Step 6: Submit quarterly updates

When the data is reviewed and ready, go to HMRC submissions in the sidebar to prepare and submit the quarterly update. Select Prepare submission, review the figures, and submit directly to HMRC.

Quarterly updates in Solo are cumulative - each submission reflects all data up to that point in the period. If a client has no additional complexities beyond their trading or property income, finalisation can also be completed in Solo.

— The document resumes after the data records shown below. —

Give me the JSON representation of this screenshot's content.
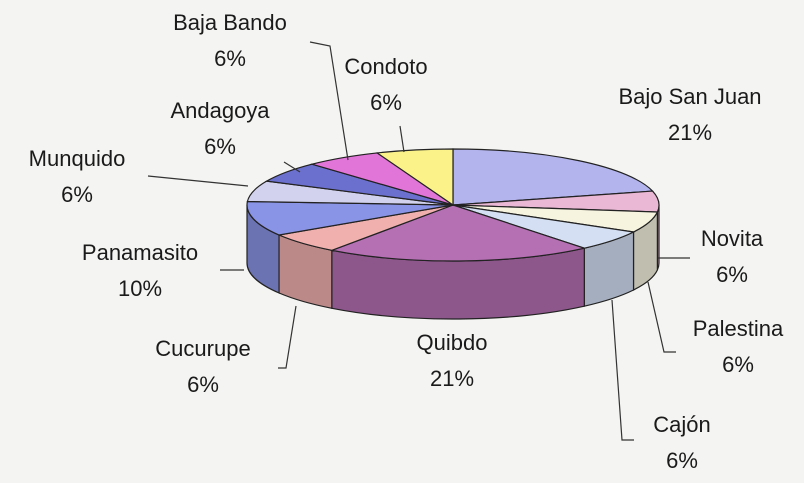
{
  "chart_data": {
    "type": "pie",
    "style": "3d-exploded-none",
    "slices": [
      {
        "label": "Bajo San Juan",
        "pct": "21%",
        "value": 21,
        "color": "#b3b4ee"
      },
      {
        "label": "Novita",
        "pct": "6%",
        "value": 6,
        "color": "#eab8d4"
      },
      {
        "label": "Palestina",
        "pct": "6%",
        "value": 6,
        "color": "#f6f3df"
      },
      {
        "label": "Cajón",
        "pct": "6%",
        "value": 6,
        "color": "#d4dff3"
      },
      {
        "label": "Quibdo",
        "pct": "21%",
        "value": 21,
        "color": "#b56fb3"
      },
      {
        "label": "Cucurupe",
        "pct": "6%",
        "value": 6,
        "color": "#f0b0ae"
      },
      {
        "label": "Panamasito",
        "pct": "10%",
        "value": 10,
        "color": "#8a94e6"
      },
      {
        "label": "Munquido",
        "pct": "6%",
        "value": 6,
        "color": "#d2d2ee"
      },
      {
        "label": "Andagoya",
        "pct": "6%",
        "value": 6,
        "color": "#6b70cf"
      },
      {
        "label": "Baja Bando",
        "pct": "6%",
        "value": 6,
        "color": "#e275d8"
      },
      {
        "label": "Condoto",
        "pct": "6%",
        "value": 6,
        "color": "#fbf38a"
      }
    ]
  }
}
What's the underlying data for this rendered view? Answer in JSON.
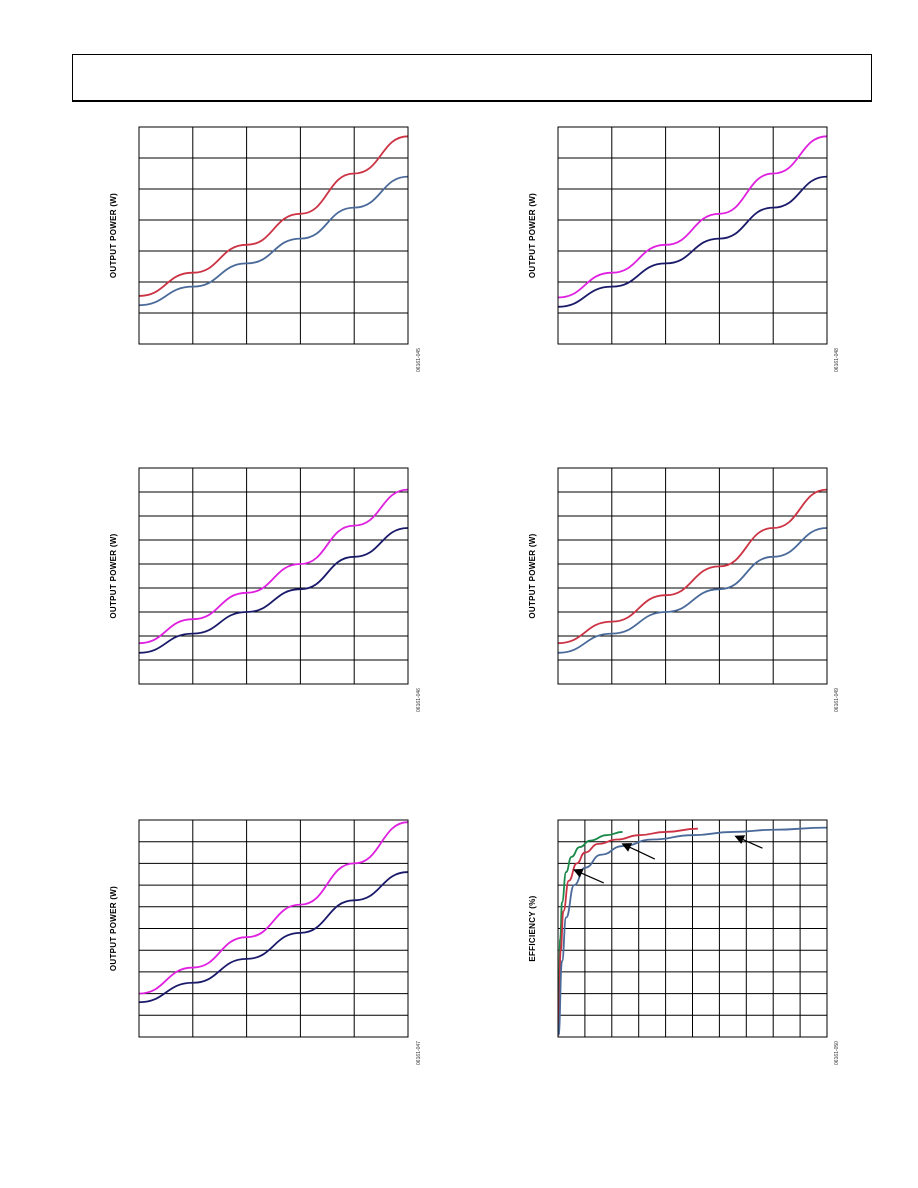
{
  "colors": {
    "red": "#cc3344",
    "steelblue": "#4a6a9a",
    "magenta": "#e020e0",
    "navy": "#1a1a6a",
    "green": "#1a8a4a",
    "frame": "#000000"
  },
  "chart_data": [
    {
      "id": "chart-1",
      "type": "line",
      "ylabel": "OUTPUT POWER (W)",
      "figure_id": "06161-045",
      "xlim": [
        0,
        5
      ],
      "ylim": [
        0,
        7
      ],
      "grid": {
        "x_divisions": 5,
        "y_divisions": 7
      },
      "series": [
        {
          "color": "red",
          "x": [
            0,
            1,
            2,
            3,
            4,
            5
          ],
          "y": [
            1.55,
            2.3,
            3.2,
            4.2,
            5.5,
            6.7
          ]
        },
        {
          "color": "steelblue",
          "x": [
            0,
            1,
            2,
            3,
            4,
            5
          ],
          "y": [
            1.25,
            1.85,
            2.6,
            3.4,
            4.4,
            5.4
          ]
        }
      ]
    },
    {
      "id": "chart-2",
      "type": "line",
      "ylabel": "OUTPUT POWER (W)",
      "figure_id": "06161-048",
      "xlim": [
        0,
        5
      ],
      "ylim": [
        0,
        7
      ],
      "grid": {
        "x_divisions": 5,
        "y_divisions": 7
      },
      "series": [
        {
          "color": "magenta",
          "x": [
            0,
            1,
            2,
            3,
            4,
            5
          ],
          "y": [
            1.5,
            2.3,
            3.2,
            4.2,
            5.5,
            6.7
          ]
        },
        {
          "color": "navy",
          "x": [
            0,
            1,
            2,
            3,
            4,
            5
          ],
          "y": [
            1.2,
            1.85,
            2.6,
            3.4,
            4.4,
            5.4
          ]
        }
      ]
    },
    {
      "id": "chart-3",
      "type": "line",
      "ylabel": "OUTPUT POWER (W)",
      "figure_id": "06161-046",
      "xlim": [
        0,
        5
      ],
      "ylim": [
        0,
        9
      ],
      "grid": {
        "x_divisions": 5,
        "y_divisions": 9
      },
      "series": [
        {
          "color": "magenta",
          "x": [
            0,
            1,
            2,
            3,
            4,
            5
          ],
          "y": [
            1.7,
            2.7,
            3.8,
            5.0,
            6.6,
            8.1
          ]
        },
        {
          "color": "navy",
          "x": [
            0,
            1,
            2,
            3,
            4,
            5
          ],
          "y": [
            1.3,
            2.1,
            3.0,
            3.95,
            5.3,
            6.5
          ]
        }
      ]
    },
    {
      "id": "chart-4",
      "type": "line",
      "ylabel": "OUTPUT POWER (W)",
      "figure_id": "06161-049",
      "xlim": [
        0,
        5
      ],
      "ylim": [
        0,
        9
      ],
      "grid": {
        "x_divisions": 5,
        "y_divisions": 9
      },
      "series": [
        {
          "color": "red",
          "x": [
            0,
            1,
            2,
            3,
            4,
            5
          ],
          "y": [
            1.7,
            2.6,
            3.7,
            4.9,
            6.5,
            8.1
          ]
        },
        {
          "color": "steelblue",
          "x": [
            0,
            1,
            2,
            3,
            4,
            5
          ],
          "y": [
            1.3,
            2.1,
            3.0,
            3.95,
            5.3,
            6.5
          ]
        }
      ]
    },
    {
      "id": "chart-5",
      "type": "line",
      "ylabel": "OUTPUT POWER (W)",
      "figure_id": "06161-047",
      "xlim": [
        0,
        5
      ],
      "ylim": [
        0,
        10
      ],
      "grid": {
        "x_divisions": 5,
        "y_divisions": 10
      },
      "series": [
        {
          "color": "magenta",
          "x": [
            0,
            1,
            2,
            3,
            4,
            5
          ],
          "y": [
            2.0,
            3.2,
            4.6,
            6.1,
            8.0,
            9.9
          ]
        },
        {
          "color": "navy",
          "x": [
            0,
            1,
            2,
            3,
            4,
            5
          ],
          "y": [
            1.6,
            2.5,
            3.6,
            4.8,
            6.3,
            7.6
          ]
        }
      ]
    },
    {
      "id": "chart-6",
      "type": "line",
      "ylabel": "EFFICIENCY (%)",
      "figure_id": "06161-050",
      "xlim": [
        0,
        10
      ],
      "ylim": [
        0,
        10
      ],
      "grid": {
        "x_divisions": 10,
        "y_divisions": 10
      },
      "series": [
        {
          "color": "green",
          "x": [
            0.02,
            0.08,
            0.15,
            0.3,
            0.5,
            0.8,
            1.2,
            1.8,
            2.4
          ],
          "y": [
            0.2,
            4.5,
            6.2,
            7.6,
            8.3,
            8.75,
            9.05,
            9.3,
            9.45
          ]
        },
        {
          "color": "red",
          "x": [
            0.02,
            0.1,
            0.2,
            0.4,
            0.7,
            1.0,
            1.5,
            2.2,
            3.0,
            4.0,
            5.2
          ],
          "y": [
            0.1,
            4.0,
            5.8,
            7.2,
            8.0,
            8.5,
            8.9,
            9.1,
            9.3,
            9.45,
            9.6
          ]
        },
        {
          "color": "steelblue",
          "x": [
            0.02,
            0.15,
            0.3,
            0.6,
            1.0,
            1.6,
            2.4,
            3.5,
            5.0,
            6.5,
            8.0,
            10.0
          ],
          "y": [
            0.1,
            3.5,
            5.5,
            7.0,
            7.8,
            8.4,
            8.8,
            9.1,
            9.3,
            9.45,
            9.55,
            9.65
          ]
        }
      ],
      "annotations": [
        {
          "type": "arrow",
          "from": [
            1.7,
            7.1
          ],
          "to": [
            0.6,
            7.7
          ]
        },
        {
          "type": "arrow",
          "from": [
            3.6,
            8.2
          ],
          "to": [
            2.4,
            8.9
          ]
        },
        {
          "type": "arrow",
          "from": [
            7.6,
            8.7
          ],
          "to": [
            6.6,
            9.25
          ]
        }
      ]
    }
  ]
}
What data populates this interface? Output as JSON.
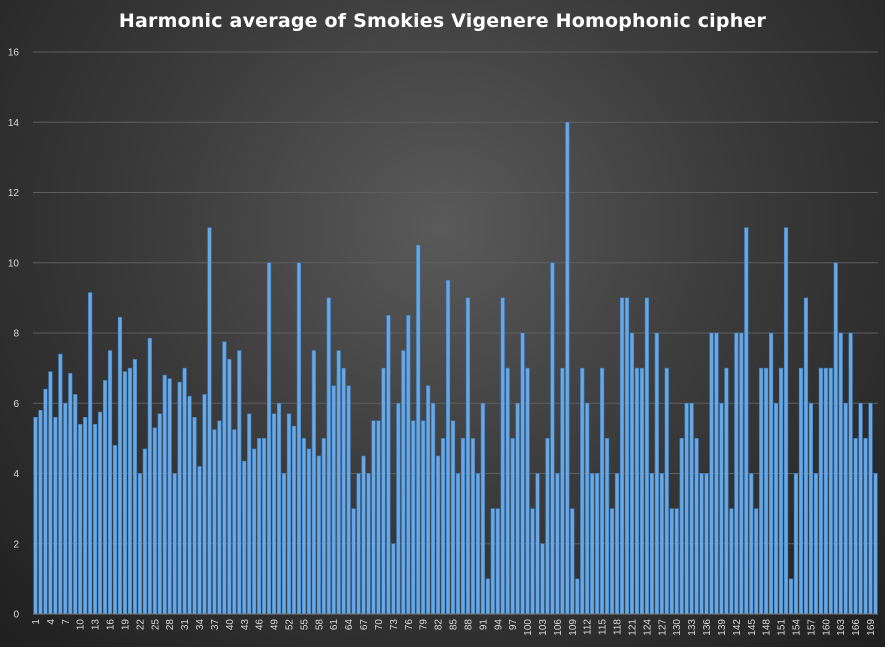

For clients connected to HMRC, the MTD IT obligations dashboard at Insights > MTD for IT gives you a practice-wide view of all outstanding and upcoming quarterly obligations, filtered by status, team member, or office. See Using the MTD IT obligations dashboard.


Additional features

CIS - if a self-employed client receives income under the Construction Industry Scheme, you can apply the correct CIS deduction rate when categorising sales invoices or bank statement lines. Solo handles the rest. See How to use CIS for self-employed clients in Dext Solo.

Bank workspace on mobile - manage bank transactions for Solo clients from the Dext mobile app. See How to use the Bank workspace in the Dext mobile app for Dext Solo.